Raleigh – On Tuesday afternoon, F-15 jets from the 335th fighter squadron at Seymour Johnson Air Force Base in Goldsboro roared over the NC State University Memorial Bell Tower. The display, along with a 21-gun salute, were part of a moving ceremony commemorating the 100th anniversary of the end of World War I and those students and alumni who died serving in it.
“I taught Army ROTC here, back in the 90s, and we used to have ceremonies here and now, to be able to be here on the 100th anniversary of the ending of the war is very special,” said Si Harrington, who donned a historic World War I uniform in eighty degree weather on Tuesday.
The observance was held on the steps of Memorial Bell Tower, where the names of 34 Wolfpackers who died in WWI are engraved in a small chapel at the base of the 115-foot tower. The bell tower, whose cornerstone was first placed in 1921, has been undergoing a renovation to repair water damage and finally add bells to the top of the 1,400-ton structure.
“N.C. State has built its reputation on service and sacrifice, ” U.S. Navy Rear Admiral Benny Suggs (ret.), executive director of the NC State Alumni Association.
“The bell tower is one of many monuments across the state of North Carolina that was erected after World War I conflict was over to commemorate the veterans and those who sacrificed everything,” said LeRae Umfleet, director of education outreach at the N.C. Department of Cultural Resources.
The ceremony concluded with a wreath laying and the playing of Taps. The U.S. World War I Centennial Commission coordinated the event with NC State Alumni Association executive director, Admiral Benny Suggs (ret.) and Centennial Commissioner Jerry Hester, both military veterans and NC State graduates.
“We often overlook our national heroes and what went on,” said Hester. “I think it is only appropriate that students, now 34,000 of them, become aware of what this university has done and how our Memorial Bell Tower has come to be a symbol to the nation and the university that those who sacrificed everything are not forgotten.”
It is one of 100 events held statewide this year recognizing the 100-year anniversary of the end of World War I, in November of 2018. It is the only one held on a college campus. On hand for the event was top NCSU brass, including chancellor Randy Woodson.
“To those who have served our great country, thank you. We are proud that you are part of our Wolfpack family,” Woodson told the crowd of students, service members, and supporters. “You all make our university stronger, more motivated, and better equipped to solve global challenges because of your unwavering commitment to our forefather’s vision for this great nation.”
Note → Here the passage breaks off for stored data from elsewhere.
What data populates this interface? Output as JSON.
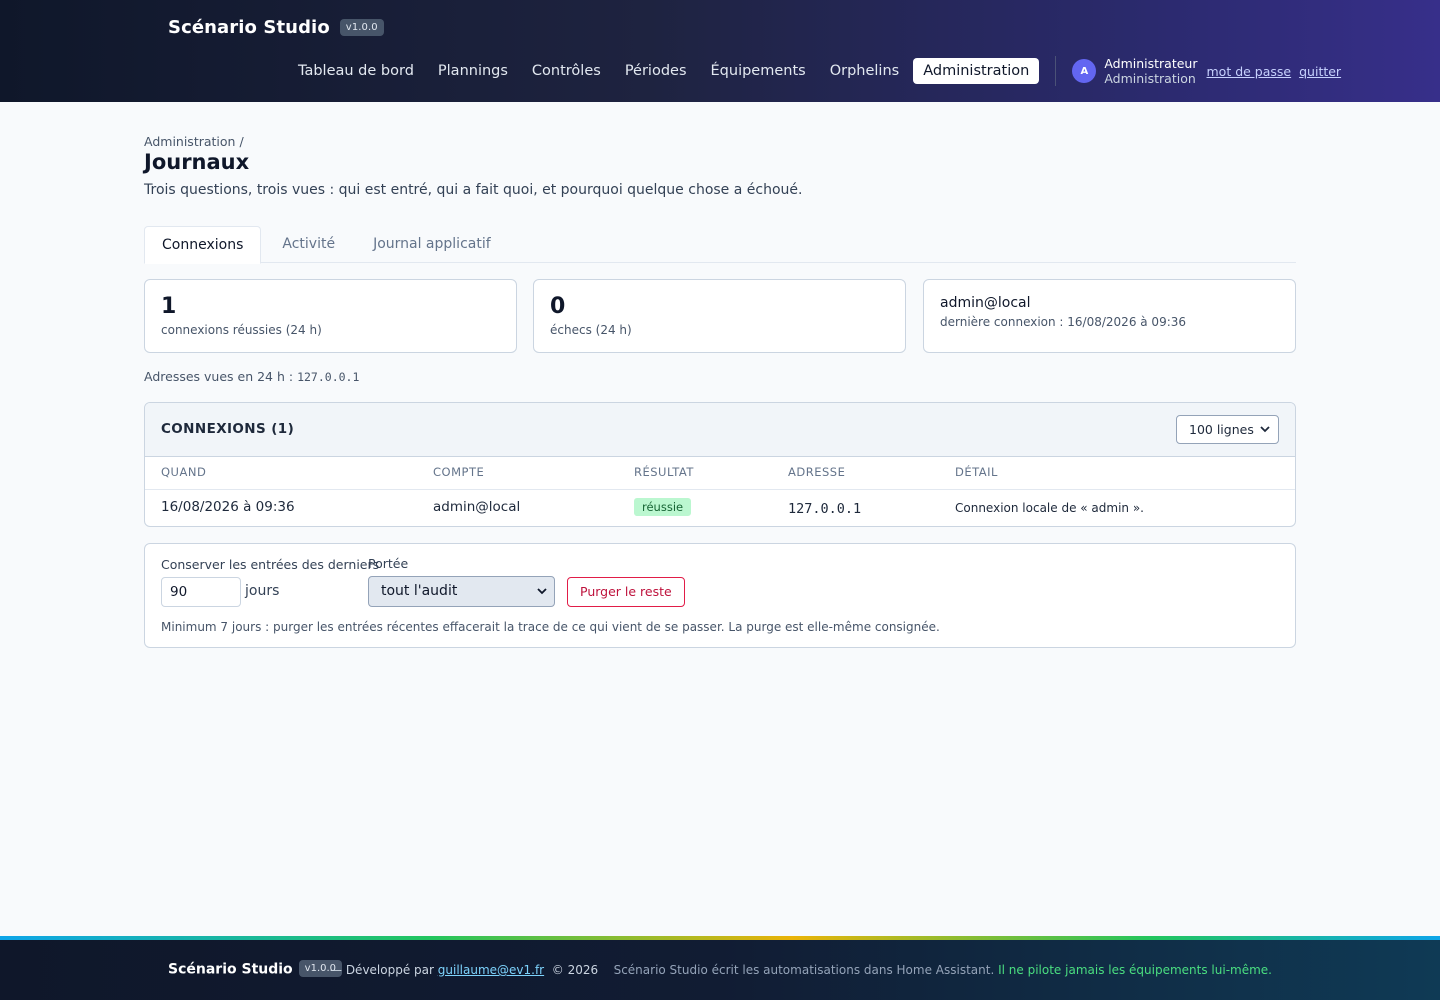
{
  "app": {
    "name": "Scénario Studio",
    "version": "v1.0.0"
  },
  "nav": {
    "items": [
      {
        "label": "Tableau de bord"
      },
      {
        "label": "Plannings"
      },
      {
        "label": "Contrôles"
      },
      {
        "label": "Périodes"
      },
      {
        "label": "Équipements"
      },
      {
        "label": "Orphelins"
      },
      {
        "label": "Administration",
        "active": true
      }
    ],
    "user": {
      "initial": "A",
      "name": "Administrateur",
      "role": "Administration",
      "password_link": "mot de passe",
      "quit_link": "quitter"
    }
  },
  "page": {
    "breadcrumb": "Administration /",
    "title": "Journaux",
    "subtitle": "Trois questions, trois vues : qui est entré, qui a fait quoi, et pourquoi quelque chose a échoué.",
    "tabs": [
      {
        "label": "Connexions",
        "active": true
      },
      {
        "label": "Activité"
      },
      {
        "label": "Journal applicatif"
      }
    ]
  },
  "stats": {
    "success": {
      "value": "1",
      "label": "connexions réussies (24 h)"
    },
    "failures": {
      "value": "0",
      "label": "échecs (24 h)"
    },
    "last_account": {
      "account": "admin@local",
      "last_login": "dernière connexion : 16/08/2026 à 09:36"
    }
  },
  "addresses": {
    "label": "Adresses vues en 24 h :",
    "value": "127.0.0.1"
  },
  "connections": {
    "title": "CONNEXIONS (1)",
    "page_size": "100 lignes",
    "columns": [
      "QUAND",
      "COMPTE",
      "RÉSULTAT",
      "ADRESSE",
      "DÉTAIL"
    ],
    "rows": [
      {
        "when": "16/08/2026 à 09:36",
        "account": "admin@local",
        "result": "réussie",
        "address": "127.0.0.1",
        "detail": "Connexion locale de « admin »."
      }
    ]
  },
  "purge": {
    "keep_label": "Conserver les entrées des derniers",
    "days_value": "90",
    "days_unit": "jours",
    "scope_label": "Portée",
    "scope_value": "tout l'audit",
    "button": "Purger le reste",
    "note": "Minimum 7 jours : purger les entrées récentes effacerait la trace de ce qui vient de se passer. La purge est elle-même consignée."
  },
  "footer": {
    "brand": "Scénario Studio",
    "version": "v1.0.0",
    "dev_prefix": "— Développé par",
    "email": "guillaume@ev1.fr",
    "copyright": "© 2026",
    "tagline": "Scénario Studio écrit les automatisations dans Home Assistant.",
    "tagline_accent": "Il ne pilote jamais les équipements lui-même."
  },
  "colors": {
    "accent": "#6366f1",
    "success_bg": "#bbf7d0",
    "success_text": "#166534",
    "danger": "#e11d48",
    "footer_accent": "#4ade80"
  }
}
This year the N.C. Department of Transportation is also taking time and resources to honor the anniversary, planting red poppies that will bloom along the state’s highways.
Interest in WWI history has spiked as the centennial anniversary of its conclusion nears. At the N.C. Museum of History in Raleigh, an interactive display detailing the state’s role in the war has become the all-time most visited temporary exhibit with more than 300,000 visitors so far. It will be on display until January 6, 2019.